1-21 Ekim tarihleri, sürdürülebilir moda konusunda daha fazla bilgi edinmek isteyenlerin ajandalarına yazmalarını önerdiğimiz bir tarih. Çünkü söz konusu tarihlerde İstanbul Moda Akademisi (İMA), İsveç Enstitüsü ve İsveç İstanbul Başkonsolosluğu işbirliği ile yürütülen gezici sergi “Eco Chic”e (Eko Şıklık - Sürdürülebilir İsveç Modasına Doğru), 1-21 Ekim 2009 tarihleri arasında ev sahipliği yapacak. 14 İsveçli modacının 16 tasarımının yer aldığı sergi İMA’da moda ve tasarım sektörünü buluşturacak.

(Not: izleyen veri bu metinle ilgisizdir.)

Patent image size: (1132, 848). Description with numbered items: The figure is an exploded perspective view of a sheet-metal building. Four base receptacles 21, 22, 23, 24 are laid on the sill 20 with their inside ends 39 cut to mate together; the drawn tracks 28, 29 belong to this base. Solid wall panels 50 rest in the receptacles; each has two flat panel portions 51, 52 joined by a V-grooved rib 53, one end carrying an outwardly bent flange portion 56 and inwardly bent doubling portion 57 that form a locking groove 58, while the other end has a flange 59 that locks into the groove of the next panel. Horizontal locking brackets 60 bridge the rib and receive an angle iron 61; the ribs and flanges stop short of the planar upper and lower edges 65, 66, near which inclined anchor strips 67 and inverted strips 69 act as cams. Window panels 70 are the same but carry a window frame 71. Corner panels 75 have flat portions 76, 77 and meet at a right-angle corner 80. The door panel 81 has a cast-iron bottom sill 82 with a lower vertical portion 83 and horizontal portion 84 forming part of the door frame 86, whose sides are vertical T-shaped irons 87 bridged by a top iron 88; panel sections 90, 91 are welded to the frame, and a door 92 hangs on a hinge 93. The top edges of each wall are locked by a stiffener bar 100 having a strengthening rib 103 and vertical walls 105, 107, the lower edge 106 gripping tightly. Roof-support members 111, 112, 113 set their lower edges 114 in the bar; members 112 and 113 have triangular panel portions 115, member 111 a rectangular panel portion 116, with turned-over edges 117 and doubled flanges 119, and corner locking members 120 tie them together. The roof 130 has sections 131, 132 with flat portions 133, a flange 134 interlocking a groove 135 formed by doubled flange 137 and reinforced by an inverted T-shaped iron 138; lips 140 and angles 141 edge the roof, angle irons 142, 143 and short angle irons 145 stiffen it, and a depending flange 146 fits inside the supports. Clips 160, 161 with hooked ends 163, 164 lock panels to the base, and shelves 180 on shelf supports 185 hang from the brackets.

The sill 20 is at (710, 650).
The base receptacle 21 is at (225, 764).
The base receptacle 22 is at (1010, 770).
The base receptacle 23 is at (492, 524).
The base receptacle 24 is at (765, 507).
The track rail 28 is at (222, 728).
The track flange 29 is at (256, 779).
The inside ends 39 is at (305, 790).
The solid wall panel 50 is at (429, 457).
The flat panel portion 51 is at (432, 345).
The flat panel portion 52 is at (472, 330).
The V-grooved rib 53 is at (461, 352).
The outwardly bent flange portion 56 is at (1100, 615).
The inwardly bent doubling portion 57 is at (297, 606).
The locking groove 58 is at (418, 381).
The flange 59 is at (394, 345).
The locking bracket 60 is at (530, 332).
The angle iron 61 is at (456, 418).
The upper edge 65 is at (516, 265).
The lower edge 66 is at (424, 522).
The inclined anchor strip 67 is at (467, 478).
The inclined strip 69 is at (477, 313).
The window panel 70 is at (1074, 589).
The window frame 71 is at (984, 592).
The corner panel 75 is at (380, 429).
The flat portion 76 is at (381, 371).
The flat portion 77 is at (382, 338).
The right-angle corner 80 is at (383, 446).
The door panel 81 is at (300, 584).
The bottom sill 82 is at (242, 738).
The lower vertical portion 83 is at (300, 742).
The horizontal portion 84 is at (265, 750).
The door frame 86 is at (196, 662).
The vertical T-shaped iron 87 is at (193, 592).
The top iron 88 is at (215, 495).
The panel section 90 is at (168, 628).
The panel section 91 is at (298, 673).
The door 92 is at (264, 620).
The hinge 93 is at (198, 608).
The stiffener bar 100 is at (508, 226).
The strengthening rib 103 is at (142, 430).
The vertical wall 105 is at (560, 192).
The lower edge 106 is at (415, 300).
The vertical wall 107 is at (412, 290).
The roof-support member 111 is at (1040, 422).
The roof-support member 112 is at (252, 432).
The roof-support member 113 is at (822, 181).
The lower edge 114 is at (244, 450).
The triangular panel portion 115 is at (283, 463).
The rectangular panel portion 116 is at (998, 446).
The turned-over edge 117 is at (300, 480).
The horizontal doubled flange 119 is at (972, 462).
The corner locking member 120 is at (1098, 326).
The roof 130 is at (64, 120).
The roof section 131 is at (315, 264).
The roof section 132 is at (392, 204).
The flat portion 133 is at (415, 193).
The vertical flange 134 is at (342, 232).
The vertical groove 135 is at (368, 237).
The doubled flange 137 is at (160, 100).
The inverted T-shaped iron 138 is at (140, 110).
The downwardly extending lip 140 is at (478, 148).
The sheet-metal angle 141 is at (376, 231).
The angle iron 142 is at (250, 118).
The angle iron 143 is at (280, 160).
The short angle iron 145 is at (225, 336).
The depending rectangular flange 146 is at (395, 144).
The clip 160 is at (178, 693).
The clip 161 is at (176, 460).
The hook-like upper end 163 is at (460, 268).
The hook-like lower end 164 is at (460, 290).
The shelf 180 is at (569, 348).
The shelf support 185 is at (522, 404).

Filippa K, Julian Red, Dem Collective gibi İsveçli moda tasarımcılarının ekolojik yaklaşımlarını bir araya getiren “Eco Chic” sergisikapsamında bir seminer ve iki workshop gerçekleştirilecek. 2 Ekim günü gerçekleştirilecek olan “Ekolojik Yaşam ve Moda” temalı seminere İsveç Enstitüsü’nden “Eco Chic” sergisinin proje müdürü Anna Maria Bernitz, Dem Collective’in ortaklarından ve ekolojik moda üzerine konuşacak Annika Axelsson, Bergman’s şirketlerinin ortaklarından ve aynı zamanda akademide ekolojik tasarım üzerine ders veren Marcus Bergman, Centre for Sustainable Fashion, London College of Fashion’dan Nina Baldwin, Türkiye’de organik kumaş üretimi yapan Ants firmasından Rengin Akyüz ile Institute for Marketology’den organik ve ekolojik tasarımların sertifika alma süreçlerinden bahsedecek olan Hüseyin Taş katılacak.

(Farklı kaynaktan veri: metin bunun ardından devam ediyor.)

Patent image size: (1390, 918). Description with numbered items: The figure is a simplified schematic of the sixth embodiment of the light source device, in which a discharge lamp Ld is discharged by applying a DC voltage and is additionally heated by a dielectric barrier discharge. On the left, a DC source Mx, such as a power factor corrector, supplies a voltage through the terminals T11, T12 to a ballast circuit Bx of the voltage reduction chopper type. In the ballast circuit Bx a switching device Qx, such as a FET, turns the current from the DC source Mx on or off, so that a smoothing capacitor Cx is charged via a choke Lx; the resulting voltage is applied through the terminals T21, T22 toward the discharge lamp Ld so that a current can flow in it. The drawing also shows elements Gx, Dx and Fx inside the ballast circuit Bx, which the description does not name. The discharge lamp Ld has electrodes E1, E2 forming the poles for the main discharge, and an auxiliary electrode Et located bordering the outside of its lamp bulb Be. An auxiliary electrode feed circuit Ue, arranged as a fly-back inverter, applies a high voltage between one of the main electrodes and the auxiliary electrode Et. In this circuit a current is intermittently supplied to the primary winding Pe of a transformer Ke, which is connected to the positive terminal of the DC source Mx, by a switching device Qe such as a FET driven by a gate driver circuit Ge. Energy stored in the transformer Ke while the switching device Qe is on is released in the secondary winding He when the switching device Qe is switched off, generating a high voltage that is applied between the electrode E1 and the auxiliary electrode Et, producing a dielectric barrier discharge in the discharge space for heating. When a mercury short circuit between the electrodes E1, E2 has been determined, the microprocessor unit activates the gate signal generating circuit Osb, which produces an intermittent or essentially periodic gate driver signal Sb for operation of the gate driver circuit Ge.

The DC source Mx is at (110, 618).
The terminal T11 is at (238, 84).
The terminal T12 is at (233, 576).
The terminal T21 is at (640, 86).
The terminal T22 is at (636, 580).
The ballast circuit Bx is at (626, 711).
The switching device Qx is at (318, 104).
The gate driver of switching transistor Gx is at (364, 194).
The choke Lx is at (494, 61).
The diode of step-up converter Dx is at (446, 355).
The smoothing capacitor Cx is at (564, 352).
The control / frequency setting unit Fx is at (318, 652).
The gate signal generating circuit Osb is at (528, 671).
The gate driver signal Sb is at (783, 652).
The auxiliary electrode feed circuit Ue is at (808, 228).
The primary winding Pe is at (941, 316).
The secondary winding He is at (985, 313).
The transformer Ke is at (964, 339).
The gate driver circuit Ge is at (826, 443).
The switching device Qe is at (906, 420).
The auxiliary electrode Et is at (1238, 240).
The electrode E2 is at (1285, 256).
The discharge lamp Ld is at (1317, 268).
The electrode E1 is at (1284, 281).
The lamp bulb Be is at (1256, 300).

“Eco Chic” sergisi kapsamında 13 ve 14 Ekim tarihlerinde iki workshop yapılması daplanlanıyor. Biri Türk biri İsveçli iki tasarımcı tarafından düzenlenecek olan workshoplarda ise tasarımcılar organik veya kullanılmış kumaşlardan basit tasarımlar yapmayı gösterecekler.



Gelip Geçiciliği ile Bilinen Moda, Sürdürülebilirliği Tartışıyor




Enerjide, turizmde, eğitimde, çevrede, ticarette, uzun sözün kısası her türlü konunun başına getirilen ve şu sıralarda telafuzu pek bir "moda" olan bir sözcük var: Sürdürülebilirlik. Hal böyleyken, artık "endüstrileşmiş" bir olgu olan modanın bu konuya ilgisiz kalması olası değildi.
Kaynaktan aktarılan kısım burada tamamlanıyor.